For January I am making up Butterick 5748 in a fine viscose. It's hardly the time of year for a sleeveless dress, but I'm using it as 'pre-work' for February's challenge, trying to sort out some fit and alteration issues. More details to come when I post about the dress.

January's pattern and fabric

However, this isn't the only challenge I’m taking part in this year. When people asked what I was planning to do once I had finished my dissertation, I always replied that I wanted to get back into historical sewing. Time constraints meant that I gave it up while I was studying, and I missed it. The Wedding Gown in a Weekend event just reminded me how much I missed it. So this year I am joining the Historical Sew Monthly again, and am really excited to be doing so.

Goal number three

One problem with my previous historical sewing was that what I made was a bit random: the only complete outfits I produced were my Ottoman dance costume, my 'Fortuny' dress and shoes, and my Wiener Werkstätte ensemble. However, this year the format of the Historical Sew Monthly has changed slightly. All the monthly challenges were opened at the start of the year, and can be completed in any order you choose. This is perfect for me, because while I will use some of the challenges for mending/fixing fit issues on stuff I already have, my main plan is to use them to make a complete 1874 outfit. I have nothing at all for this period, so intend to make everything, from the chemise outwards. The idea is to start with simple things which don't take much time, until my graduation outfit is done.

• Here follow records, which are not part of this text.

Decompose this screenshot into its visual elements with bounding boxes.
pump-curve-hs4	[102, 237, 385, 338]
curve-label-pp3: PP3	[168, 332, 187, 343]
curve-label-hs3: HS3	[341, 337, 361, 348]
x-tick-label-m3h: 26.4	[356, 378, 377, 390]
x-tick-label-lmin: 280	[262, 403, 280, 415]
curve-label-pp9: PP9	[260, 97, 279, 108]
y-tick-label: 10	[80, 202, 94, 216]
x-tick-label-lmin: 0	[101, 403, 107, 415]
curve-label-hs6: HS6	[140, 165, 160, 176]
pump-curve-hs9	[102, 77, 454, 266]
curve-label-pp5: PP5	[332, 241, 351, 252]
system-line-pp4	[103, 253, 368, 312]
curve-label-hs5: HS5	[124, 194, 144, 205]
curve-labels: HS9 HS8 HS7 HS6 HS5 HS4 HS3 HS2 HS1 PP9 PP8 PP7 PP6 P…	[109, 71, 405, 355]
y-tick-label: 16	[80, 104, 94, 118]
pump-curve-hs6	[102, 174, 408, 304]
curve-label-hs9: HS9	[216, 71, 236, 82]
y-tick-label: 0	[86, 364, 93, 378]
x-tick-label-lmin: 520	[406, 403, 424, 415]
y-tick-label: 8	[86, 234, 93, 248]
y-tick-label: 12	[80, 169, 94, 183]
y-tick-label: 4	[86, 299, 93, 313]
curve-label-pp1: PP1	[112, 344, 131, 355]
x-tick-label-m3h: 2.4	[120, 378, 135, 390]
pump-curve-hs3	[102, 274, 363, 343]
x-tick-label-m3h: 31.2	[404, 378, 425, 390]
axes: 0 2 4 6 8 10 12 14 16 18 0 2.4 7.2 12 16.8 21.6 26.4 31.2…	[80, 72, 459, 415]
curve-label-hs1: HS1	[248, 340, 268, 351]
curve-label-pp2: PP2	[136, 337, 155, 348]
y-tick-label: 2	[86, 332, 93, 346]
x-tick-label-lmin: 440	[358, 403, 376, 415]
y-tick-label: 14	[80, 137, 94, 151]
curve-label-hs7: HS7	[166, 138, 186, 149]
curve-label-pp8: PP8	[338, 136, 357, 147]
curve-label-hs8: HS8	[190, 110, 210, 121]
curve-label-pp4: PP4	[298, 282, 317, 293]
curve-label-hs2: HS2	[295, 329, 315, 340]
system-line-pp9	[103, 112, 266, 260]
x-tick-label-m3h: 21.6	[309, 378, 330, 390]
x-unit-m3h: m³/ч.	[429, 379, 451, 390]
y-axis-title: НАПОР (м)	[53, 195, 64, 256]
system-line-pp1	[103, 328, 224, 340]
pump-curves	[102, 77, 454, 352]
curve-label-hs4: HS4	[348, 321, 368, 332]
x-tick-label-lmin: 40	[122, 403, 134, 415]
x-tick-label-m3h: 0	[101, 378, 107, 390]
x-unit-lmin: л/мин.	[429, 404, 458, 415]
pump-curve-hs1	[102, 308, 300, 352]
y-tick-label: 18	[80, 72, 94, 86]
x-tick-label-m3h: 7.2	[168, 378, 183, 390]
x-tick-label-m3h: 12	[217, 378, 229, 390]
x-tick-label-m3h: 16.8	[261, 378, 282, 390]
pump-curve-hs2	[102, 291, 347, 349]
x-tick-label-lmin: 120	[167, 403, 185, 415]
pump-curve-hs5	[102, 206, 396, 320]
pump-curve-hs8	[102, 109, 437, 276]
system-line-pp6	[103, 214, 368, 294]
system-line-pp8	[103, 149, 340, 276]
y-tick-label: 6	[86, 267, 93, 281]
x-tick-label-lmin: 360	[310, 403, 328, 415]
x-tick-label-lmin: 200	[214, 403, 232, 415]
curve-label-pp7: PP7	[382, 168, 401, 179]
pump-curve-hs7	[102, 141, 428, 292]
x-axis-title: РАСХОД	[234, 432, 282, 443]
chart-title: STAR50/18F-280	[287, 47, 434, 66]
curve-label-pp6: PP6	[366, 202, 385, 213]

I chose 1874 because I own an actual pattern from that date (co-incidentally it was in the same auction lot as the 1954 Patou pattern), I blogged about it here. Though in-depth research/endless Pinterest scrolling, I managed to find the back view (thank you to Isabella of All the Pretty Dresses for posting it), so now have some idea of how the pieces fit together.

'Casaque du Printemps' - the illustration on the pattern

The jacket/casaque will be the last part of the outfit that I make, and my hope is that by the time I reach that stage my skills will have improved enough for me to tackle it, as there is only a brief description on the pattern.

So all in all, it's a very ambitious plan for the year. Wish me luck!